Don’t wander the room aimlessly. Be purposeful and serious about the business of getting to know colleges. And take notes on what you have learned.

“Students shouldn’t just start at one end of the fair and work their way down a row of tables,” explained one veteran organizer. “They should target colleges in which they are interested and not waste time standing in long lines for colleges they know are visiting their high schools in coming weeks.”

And never miss an opportunity to make a good first impression.  It’s quite likely that the smiling face on the other side of the table will be among those reading your application.  So show your interest by returning the smile, making eye contact and being polite.
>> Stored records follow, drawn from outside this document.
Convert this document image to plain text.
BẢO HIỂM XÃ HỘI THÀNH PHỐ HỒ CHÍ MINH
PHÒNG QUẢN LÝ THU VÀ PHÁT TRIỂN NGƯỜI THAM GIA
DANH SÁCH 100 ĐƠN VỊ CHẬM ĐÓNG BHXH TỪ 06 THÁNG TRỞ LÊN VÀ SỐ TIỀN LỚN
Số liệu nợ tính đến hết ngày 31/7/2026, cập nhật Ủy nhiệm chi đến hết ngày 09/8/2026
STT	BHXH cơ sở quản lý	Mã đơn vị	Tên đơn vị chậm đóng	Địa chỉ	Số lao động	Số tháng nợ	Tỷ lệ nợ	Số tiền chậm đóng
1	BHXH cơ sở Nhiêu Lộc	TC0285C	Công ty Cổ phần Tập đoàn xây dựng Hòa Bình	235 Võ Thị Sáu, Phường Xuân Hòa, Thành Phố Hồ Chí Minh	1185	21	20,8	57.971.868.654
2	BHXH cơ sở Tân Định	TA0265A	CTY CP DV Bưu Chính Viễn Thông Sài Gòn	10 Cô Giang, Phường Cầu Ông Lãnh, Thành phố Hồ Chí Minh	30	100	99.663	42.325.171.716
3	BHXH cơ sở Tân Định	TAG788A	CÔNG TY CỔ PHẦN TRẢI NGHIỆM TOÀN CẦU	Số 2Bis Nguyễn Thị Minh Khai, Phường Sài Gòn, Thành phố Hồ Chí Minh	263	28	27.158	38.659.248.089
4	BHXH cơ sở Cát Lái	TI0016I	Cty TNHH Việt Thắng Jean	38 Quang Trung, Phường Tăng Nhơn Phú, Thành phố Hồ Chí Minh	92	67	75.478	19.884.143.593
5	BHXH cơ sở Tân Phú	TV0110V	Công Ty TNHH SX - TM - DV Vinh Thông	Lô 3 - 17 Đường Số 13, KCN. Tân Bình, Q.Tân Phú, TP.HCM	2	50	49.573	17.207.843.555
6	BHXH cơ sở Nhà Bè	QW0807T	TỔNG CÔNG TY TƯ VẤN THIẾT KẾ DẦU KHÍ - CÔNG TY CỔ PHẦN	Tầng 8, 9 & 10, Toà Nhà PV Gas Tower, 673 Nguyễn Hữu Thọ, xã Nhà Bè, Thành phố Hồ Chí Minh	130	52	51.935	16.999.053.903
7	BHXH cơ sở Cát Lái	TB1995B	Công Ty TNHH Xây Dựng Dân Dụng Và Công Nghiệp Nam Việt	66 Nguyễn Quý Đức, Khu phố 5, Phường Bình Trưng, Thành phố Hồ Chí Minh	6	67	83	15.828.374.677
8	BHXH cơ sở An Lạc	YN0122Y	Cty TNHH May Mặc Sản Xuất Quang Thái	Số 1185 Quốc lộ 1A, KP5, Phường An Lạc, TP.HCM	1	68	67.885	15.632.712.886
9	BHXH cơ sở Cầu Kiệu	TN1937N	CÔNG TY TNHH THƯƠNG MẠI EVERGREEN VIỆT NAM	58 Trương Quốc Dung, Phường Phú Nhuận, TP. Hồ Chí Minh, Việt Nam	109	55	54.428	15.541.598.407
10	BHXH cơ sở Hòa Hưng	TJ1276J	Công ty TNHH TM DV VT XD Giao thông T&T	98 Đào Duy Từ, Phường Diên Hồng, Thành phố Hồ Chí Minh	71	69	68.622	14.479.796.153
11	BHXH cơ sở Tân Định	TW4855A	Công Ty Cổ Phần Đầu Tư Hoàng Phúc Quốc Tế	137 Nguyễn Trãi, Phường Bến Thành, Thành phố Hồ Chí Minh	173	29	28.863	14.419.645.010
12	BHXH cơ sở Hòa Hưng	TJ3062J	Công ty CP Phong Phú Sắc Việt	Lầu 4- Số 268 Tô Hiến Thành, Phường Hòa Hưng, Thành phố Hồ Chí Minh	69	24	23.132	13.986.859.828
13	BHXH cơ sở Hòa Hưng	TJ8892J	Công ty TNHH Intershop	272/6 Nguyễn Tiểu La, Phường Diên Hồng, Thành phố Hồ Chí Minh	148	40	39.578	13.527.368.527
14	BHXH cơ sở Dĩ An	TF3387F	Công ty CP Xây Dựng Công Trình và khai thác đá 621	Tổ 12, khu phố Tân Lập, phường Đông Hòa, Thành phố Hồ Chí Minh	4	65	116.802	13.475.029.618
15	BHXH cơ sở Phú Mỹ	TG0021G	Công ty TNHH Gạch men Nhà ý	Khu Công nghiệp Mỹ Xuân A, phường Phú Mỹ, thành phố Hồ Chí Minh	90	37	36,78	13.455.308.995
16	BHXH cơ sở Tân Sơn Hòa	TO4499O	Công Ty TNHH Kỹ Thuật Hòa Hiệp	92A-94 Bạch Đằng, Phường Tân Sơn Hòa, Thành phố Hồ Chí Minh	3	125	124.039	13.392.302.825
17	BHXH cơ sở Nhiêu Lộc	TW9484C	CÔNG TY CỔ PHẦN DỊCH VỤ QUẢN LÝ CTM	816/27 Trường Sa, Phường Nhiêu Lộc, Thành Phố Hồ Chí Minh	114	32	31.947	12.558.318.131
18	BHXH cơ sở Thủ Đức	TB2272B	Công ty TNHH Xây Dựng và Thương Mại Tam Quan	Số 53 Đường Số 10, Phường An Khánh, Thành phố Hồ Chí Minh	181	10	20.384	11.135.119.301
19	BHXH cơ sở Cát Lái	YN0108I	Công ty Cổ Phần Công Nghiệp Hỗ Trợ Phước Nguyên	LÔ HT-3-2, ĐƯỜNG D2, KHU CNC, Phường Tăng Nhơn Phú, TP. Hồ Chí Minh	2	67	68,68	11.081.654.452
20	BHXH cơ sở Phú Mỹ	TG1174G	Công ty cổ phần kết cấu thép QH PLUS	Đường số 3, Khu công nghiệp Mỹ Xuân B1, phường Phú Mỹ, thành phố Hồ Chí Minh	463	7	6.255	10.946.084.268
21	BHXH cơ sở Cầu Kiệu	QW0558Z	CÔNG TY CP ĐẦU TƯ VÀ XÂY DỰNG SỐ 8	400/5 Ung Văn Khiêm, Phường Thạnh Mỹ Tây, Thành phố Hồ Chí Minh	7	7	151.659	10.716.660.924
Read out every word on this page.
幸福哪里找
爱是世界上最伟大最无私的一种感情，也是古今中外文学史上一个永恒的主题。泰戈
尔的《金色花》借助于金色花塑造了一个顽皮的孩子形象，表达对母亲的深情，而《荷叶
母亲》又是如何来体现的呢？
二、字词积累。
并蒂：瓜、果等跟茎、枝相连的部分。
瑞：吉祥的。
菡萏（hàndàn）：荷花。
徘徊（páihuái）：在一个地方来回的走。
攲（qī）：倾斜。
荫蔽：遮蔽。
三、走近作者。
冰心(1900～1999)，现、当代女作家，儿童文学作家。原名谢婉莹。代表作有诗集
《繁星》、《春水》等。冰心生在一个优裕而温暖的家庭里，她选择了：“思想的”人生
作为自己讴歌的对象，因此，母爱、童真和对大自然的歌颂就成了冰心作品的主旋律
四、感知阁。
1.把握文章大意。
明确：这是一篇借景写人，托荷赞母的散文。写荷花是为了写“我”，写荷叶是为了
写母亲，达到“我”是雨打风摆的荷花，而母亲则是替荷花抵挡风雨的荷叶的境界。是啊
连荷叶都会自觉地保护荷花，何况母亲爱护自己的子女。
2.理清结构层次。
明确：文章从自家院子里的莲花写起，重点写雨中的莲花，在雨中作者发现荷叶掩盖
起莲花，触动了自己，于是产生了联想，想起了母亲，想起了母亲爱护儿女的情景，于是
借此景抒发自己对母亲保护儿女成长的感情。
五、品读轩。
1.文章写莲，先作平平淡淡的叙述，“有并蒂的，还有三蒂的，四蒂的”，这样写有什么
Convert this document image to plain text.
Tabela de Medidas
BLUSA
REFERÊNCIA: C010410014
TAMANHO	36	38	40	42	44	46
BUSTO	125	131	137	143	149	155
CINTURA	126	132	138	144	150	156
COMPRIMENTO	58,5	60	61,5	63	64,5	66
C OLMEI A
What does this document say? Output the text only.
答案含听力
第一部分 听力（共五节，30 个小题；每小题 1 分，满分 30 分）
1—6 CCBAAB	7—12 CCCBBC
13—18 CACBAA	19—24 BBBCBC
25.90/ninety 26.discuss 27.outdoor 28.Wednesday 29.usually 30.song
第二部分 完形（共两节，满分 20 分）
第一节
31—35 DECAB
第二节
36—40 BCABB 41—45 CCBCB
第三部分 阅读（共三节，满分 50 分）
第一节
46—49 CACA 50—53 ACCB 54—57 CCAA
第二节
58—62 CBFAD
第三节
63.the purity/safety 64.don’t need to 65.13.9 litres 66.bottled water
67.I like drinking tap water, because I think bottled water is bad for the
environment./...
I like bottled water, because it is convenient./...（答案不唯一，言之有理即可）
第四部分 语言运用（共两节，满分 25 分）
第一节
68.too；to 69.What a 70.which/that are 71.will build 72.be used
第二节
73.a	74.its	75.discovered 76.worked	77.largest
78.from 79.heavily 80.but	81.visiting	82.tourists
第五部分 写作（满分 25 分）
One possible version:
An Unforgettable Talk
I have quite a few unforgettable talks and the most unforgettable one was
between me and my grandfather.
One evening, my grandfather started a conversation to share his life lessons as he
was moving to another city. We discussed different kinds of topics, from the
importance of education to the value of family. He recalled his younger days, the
If a college fair is in your future, consider these 12 ways to make the experience work for you:
  • Register.  For fairs offering opportunities for online registrations, feel free to let them know you’re coming by signing up. Not only will it save time, but for some fairs you’ll be rewarded with a handy barcode you can use to leave contact information with college reps.
  • Print labels.  Print labels with your name, mailing and email addresses, phone number, high school, year of graduation, and area of academic interest—if you have one. Then use the labels to stick onto college-interest cards or lists. This simple tip will leave you more time to have “meaningful” conversations with college reps. And even if you know the fair is “automated,” bring a few labels as colleges frequently appear at the last minute and don’t always have access to the barcode system.
  • Bring a backpack. Although many colleges are going “green” and don’t make as much print material available, a fair is still an opportunity to collect glossy brochures and handouts. Be prepared with a backpack or something similar to cart the stuff home.
  • Be organized. Draw up a list of colleges with which you intend to make contact. If a map is provided in advance, note locations in the conference hall and think about how you’ll get from one exhibit to another. 
  • Ask questions. Don’t look foolish by asking for information that’s readily available on the college website or in print materials.  Do a little research in advance of the fair and have 3 to 5 questions ready to ask on issues of importance to you. Probe for insight and ask follow-up questions to deepen your understanding.
  • Elevator pitch.  Every college applicant should have an “elevator pitch” in which you sum up interests, goals, qualifications, and what you might bring to a college community. But be aware that face time at a college fair will be limited, and the pitch should take less than a minute or no longer than an average elevator ride.
  • Explore. Try to visit with schools you might not have considered or whose names seem less familiar to you. Fairs offer low-risk opportunities for broadening your horizons.
  • Attend information sessions.  Many fairs offer workshops for you to learn more about college search, application completion or financial aid.  This is your chance to ask questions and become better informed about the application process in general.
  • Take notes.  Bring a pen and notebook or a smartphone/tablet.  Fairs can be chaotic, but try to take a minute to make note of any information you think is important.  It may be a detail you want to follow-up later or you may hear something that makes a school especially attractive to you.   These tidbits of information can be very useful when it comes to answering the question of why you want to attend a particular college.
  • Get business cards. For those schools in which you know you are interested or those schools where you made a great connection with the rep, get a business card. Follow-up with a brief email after the event referring to your conversation. Thank you notes are always appreciated.
  • Sort through the material. After you get home, sort through the information you received. Read it even. Then use this information as a basis for further exploration—check out websites, get on mailing lists, or plan a campus visit.
  • Start early. Don’t wait until fall of senior year to attend your first college fair. Get familiar with the “fair scene” by visiting local events early in your high school career.